Сопахун, постоянный войсковой знаменосец, и сегодня замер под зеленым стягом с изображением звезды и полумесяца. Его чуть удлиненный лоб закрывал малихай с раздвоенными по бокам полями, и как раз посередине малихая был прикреплен серебряный полумесяц, отражающий сияние утренней зари.
Перед строем появился Ходжанияз, со словами: «Аллаху акба-ар» — «Велик аллах!» — поднес к глазам край «знамени победы» и без чьей-либо помощи вскочил на бурого коня с белым пятном на лбу, верного друга еще с кумульских боев.
Высоко подняв голову, повел он взглядом по сторонам. Его вид и взор были величавы и внушительны. На голове, несмотря на лору, шапка из куньего меха, на плечах бешмет зеленого сукна, на ногах ичиги с короткими голенищами. По бокам висели на перекрещенных ремнях два маузера. Собираясь в бой, он всегда навешивал на себя пару маузеров, а в бою, отпустив поводья, метко стрелял с обеих рук. Люди, неравнодушные к своему национальному воинству, страстно желавшие видеть страну независимой, восторженно любовались трепетавшими на утреннем ветерке флагами, замершими в колоннах всадниками при винтовках и саблях, в одинаковых малихаях, в одинаковых темно-малиновых бешметах и желтых кожаных сапогах.
— Видал, Аджри, — Шапи толкнул приятеля в бок, — какие они, а! Уйгурским парням издревле к лицу и военная форма, и оружие. Взглянуть бы, как затрепещут сердца врагов при виде наших джигитов, сидящих на конях, словно ловчие соколы на рукавице!

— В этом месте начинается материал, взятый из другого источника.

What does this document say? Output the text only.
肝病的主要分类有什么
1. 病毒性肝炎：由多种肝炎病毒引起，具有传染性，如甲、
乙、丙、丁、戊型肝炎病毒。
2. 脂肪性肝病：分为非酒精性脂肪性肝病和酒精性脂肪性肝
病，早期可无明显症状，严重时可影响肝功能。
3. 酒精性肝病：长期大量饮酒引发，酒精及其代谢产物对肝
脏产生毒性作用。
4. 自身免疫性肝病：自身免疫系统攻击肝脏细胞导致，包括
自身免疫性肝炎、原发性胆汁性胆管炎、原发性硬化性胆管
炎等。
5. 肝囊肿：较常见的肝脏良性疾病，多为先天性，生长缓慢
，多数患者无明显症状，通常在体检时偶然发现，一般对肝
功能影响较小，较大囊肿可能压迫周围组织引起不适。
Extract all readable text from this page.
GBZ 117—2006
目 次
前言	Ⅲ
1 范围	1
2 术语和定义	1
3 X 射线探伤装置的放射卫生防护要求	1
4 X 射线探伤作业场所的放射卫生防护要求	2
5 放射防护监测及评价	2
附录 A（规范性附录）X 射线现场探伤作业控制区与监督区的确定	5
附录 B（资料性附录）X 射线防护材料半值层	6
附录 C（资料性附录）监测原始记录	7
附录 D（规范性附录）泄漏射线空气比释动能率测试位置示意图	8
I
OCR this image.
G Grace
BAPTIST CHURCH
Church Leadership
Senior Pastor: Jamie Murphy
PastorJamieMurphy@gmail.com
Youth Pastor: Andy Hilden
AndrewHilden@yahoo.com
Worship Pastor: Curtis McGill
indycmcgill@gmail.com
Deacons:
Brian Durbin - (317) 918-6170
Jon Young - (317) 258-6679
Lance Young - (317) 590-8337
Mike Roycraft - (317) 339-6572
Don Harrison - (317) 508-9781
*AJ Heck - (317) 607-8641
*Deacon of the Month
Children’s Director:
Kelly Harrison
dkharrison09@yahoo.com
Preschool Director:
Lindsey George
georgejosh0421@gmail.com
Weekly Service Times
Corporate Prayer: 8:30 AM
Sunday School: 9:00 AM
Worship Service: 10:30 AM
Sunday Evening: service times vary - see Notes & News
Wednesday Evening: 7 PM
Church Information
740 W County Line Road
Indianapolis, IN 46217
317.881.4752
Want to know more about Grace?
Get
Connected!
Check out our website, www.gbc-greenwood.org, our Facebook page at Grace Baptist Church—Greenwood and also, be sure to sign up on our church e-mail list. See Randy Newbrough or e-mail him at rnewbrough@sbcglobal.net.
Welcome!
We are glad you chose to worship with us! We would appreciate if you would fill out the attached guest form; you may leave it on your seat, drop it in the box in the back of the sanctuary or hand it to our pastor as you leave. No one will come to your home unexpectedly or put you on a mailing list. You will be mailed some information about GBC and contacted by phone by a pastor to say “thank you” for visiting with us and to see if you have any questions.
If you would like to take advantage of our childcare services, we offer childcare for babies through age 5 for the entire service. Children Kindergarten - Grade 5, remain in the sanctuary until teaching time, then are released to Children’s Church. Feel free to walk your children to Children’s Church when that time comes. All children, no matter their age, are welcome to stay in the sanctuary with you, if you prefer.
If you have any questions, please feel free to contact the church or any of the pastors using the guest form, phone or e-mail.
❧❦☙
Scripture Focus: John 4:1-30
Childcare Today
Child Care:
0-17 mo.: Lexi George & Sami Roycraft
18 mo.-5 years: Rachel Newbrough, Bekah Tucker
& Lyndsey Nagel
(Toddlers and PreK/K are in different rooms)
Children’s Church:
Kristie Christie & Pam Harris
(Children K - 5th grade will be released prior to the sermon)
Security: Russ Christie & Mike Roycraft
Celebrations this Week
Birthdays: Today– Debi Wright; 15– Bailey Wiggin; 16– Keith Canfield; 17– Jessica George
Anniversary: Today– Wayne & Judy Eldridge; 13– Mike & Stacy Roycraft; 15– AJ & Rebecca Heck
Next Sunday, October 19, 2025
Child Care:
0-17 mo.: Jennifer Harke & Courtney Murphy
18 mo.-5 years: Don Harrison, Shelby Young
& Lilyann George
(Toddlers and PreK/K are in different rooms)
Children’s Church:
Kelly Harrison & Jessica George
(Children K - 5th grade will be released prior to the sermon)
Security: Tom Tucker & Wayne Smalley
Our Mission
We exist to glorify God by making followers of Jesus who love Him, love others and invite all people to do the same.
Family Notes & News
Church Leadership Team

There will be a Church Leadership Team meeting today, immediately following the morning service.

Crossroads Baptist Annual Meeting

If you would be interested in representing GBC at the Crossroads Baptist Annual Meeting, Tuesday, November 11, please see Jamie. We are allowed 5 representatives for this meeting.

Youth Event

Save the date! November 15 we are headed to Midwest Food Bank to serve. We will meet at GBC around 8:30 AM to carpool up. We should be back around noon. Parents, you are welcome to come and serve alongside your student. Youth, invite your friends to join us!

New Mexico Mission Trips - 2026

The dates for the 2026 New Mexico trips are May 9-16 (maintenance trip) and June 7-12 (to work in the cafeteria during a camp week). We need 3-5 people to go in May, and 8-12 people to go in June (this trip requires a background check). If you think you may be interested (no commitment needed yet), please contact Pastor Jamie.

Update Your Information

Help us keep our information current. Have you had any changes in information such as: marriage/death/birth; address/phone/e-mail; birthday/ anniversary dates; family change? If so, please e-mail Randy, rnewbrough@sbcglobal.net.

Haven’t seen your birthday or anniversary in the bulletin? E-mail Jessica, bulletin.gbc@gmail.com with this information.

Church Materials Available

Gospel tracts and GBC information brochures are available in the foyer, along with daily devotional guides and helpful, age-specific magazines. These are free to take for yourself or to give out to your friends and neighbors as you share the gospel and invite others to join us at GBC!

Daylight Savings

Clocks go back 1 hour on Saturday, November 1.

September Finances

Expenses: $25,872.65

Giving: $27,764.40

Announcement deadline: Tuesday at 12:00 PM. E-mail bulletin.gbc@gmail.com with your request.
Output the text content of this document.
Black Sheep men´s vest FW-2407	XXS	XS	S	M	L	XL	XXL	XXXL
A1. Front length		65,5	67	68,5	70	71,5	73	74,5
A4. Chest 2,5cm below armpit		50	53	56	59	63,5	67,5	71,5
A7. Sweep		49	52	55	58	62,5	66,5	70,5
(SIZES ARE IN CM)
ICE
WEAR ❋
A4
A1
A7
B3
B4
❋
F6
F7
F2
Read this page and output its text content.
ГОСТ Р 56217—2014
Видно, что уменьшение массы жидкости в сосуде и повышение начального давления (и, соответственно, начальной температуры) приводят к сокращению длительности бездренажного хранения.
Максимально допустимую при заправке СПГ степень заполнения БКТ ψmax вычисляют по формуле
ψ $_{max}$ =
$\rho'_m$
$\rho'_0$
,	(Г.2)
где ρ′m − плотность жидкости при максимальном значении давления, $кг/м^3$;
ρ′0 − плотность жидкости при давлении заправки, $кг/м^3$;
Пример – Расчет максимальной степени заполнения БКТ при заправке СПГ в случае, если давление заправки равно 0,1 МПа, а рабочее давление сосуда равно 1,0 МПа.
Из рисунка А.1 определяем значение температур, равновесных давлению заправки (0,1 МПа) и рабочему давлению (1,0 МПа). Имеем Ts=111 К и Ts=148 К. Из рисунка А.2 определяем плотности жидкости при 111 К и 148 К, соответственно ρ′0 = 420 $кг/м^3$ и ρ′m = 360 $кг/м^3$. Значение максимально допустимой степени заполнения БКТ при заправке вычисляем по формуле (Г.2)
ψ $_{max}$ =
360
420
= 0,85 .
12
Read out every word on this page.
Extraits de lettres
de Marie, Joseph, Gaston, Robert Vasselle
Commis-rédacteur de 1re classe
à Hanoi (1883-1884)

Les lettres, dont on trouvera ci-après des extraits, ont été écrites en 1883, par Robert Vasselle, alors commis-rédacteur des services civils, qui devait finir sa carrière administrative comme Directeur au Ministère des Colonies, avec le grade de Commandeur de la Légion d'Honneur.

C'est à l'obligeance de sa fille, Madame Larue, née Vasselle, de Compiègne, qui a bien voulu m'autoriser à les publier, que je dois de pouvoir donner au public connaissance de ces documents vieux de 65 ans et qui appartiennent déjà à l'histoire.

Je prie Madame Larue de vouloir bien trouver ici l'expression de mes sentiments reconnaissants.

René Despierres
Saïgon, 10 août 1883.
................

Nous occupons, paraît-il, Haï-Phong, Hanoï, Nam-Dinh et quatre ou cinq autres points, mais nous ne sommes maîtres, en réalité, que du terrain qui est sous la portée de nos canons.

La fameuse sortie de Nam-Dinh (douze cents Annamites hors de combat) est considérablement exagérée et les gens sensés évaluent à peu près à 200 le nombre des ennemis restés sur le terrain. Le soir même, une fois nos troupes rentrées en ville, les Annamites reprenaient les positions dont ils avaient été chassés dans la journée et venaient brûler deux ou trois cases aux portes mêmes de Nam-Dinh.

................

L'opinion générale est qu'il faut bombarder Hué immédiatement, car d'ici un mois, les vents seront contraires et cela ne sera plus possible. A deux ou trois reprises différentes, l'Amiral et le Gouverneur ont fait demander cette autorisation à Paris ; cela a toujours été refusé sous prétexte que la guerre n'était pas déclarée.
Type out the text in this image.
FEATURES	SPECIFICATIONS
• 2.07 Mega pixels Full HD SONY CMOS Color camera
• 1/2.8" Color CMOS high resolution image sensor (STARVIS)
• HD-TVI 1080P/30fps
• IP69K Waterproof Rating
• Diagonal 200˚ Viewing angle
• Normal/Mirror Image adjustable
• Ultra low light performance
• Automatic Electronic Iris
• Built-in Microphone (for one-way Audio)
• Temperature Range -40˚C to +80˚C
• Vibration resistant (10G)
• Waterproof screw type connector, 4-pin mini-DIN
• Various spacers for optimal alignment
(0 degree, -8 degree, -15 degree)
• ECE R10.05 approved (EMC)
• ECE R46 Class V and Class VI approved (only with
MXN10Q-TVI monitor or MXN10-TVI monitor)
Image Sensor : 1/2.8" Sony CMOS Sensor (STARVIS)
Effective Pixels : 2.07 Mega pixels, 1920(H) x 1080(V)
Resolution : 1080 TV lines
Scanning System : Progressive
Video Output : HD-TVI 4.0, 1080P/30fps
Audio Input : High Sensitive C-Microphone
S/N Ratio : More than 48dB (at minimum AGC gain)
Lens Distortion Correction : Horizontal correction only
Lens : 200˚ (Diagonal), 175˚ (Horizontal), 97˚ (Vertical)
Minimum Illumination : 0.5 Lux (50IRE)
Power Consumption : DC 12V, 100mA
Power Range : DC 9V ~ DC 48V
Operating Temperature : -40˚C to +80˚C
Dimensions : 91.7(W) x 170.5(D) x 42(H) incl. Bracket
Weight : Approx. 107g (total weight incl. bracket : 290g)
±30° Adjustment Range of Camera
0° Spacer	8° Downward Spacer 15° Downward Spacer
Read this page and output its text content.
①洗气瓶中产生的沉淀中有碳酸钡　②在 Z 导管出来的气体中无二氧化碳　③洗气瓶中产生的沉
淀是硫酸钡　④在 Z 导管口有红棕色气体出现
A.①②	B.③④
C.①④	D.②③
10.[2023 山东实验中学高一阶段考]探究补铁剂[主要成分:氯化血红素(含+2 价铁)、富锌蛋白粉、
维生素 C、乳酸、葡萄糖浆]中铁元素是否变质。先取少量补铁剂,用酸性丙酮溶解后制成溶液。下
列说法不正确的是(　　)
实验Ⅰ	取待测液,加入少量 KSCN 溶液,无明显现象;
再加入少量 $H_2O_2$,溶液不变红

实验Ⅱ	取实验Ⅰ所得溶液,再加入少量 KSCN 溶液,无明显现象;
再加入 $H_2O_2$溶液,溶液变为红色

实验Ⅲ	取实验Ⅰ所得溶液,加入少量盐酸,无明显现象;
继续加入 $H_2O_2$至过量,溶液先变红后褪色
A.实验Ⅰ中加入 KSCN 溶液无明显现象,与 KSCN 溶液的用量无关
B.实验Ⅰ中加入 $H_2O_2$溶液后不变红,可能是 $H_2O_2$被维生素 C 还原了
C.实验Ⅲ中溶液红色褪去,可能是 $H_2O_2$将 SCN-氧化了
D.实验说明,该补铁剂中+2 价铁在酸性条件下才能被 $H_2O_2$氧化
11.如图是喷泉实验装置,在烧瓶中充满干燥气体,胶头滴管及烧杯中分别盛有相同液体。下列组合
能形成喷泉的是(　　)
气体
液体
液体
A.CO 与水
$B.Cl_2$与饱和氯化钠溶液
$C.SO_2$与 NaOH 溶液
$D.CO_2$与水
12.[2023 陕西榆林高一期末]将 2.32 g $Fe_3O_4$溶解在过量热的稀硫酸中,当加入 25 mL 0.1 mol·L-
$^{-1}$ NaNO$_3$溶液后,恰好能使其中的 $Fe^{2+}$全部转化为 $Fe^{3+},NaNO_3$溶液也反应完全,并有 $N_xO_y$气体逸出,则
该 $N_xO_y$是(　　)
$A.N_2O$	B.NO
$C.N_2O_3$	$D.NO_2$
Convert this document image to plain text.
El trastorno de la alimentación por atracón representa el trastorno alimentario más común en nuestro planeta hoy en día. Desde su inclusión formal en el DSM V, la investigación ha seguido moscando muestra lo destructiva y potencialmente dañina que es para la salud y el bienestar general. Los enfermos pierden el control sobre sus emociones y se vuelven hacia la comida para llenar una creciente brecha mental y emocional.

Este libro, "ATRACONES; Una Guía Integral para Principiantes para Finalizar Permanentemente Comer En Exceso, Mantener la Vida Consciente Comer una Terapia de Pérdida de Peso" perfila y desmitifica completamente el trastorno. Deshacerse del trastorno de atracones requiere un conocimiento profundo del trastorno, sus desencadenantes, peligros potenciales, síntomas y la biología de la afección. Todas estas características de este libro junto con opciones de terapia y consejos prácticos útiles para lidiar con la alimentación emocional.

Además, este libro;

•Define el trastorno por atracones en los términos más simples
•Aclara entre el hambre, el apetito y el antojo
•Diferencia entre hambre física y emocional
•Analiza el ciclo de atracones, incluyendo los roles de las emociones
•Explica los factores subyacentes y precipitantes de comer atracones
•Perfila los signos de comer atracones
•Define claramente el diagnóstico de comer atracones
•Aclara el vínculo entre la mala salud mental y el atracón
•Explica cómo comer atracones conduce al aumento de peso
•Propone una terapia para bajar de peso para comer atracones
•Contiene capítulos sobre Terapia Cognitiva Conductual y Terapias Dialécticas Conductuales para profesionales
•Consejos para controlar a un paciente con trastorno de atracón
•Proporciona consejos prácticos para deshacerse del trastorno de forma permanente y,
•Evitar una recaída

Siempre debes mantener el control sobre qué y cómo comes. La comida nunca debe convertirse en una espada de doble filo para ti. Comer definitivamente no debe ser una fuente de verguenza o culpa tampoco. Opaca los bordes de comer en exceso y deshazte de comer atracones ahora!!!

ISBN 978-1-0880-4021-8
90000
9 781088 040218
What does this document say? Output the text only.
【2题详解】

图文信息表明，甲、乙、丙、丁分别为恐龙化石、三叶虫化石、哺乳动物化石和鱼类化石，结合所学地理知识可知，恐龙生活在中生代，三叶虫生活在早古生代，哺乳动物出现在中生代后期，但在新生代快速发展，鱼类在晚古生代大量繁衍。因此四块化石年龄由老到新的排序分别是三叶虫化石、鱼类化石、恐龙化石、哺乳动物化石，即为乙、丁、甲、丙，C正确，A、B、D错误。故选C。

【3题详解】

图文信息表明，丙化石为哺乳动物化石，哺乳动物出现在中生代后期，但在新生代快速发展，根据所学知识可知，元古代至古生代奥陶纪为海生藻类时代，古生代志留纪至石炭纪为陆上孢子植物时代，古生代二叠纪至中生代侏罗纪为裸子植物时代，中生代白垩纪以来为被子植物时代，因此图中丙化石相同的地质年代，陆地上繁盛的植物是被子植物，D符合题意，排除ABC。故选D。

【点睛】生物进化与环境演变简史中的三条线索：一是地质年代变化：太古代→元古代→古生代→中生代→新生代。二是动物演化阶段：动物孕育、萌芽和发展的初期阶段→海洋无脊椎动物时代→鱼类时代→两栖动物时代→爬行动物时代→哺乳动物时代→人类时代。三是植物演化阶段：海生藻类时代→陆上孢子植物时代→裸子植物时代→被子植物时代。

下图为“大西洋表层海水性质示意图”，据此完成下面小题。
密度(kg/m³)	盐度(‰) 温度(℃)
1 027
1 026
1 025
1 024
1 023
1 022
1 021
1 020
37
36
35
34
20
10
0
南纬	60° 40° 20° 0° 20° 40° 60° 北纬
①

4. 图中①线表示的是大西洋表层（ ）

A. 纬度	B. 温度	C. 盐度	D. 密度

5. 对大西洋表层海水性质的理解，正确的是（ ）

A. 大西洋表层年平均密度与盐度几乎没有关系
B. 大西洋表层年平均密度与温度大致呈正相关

— Сегодня я убедился, что Ходжанияз прирожденный воин, — сказал Аджри. — Жаль только, нет возле него образованного рассудительного военного советника!
— Ты прав, — подтвердил Шапи. — А эти соколы, если их получше содержать да закалить, и орла возьмут.
— Мы народ, который не сумел проявить своих сил и одаренности и растерялся…
Слова Аджри прервал голос Ходжанияза:
— Сопахун, вперед!
Один из офицеров скомандовал:
— Марш!
Команду повторили сотники. Сопахун двинулся впереди войска. Сотники в свою очередь тронулись с мест, и зазвучал военный марш:
Руки наши цепкие, острые глаза,
Душой и телом крепкие, мы для врагов гроза.
Марш, марш на войну, юные бойцы!
За отчизну, за народ встаньте, храбрецы!
Века под гнетом деспотов нам пришлось прожить,
Нашей милой родине мы не могли служить.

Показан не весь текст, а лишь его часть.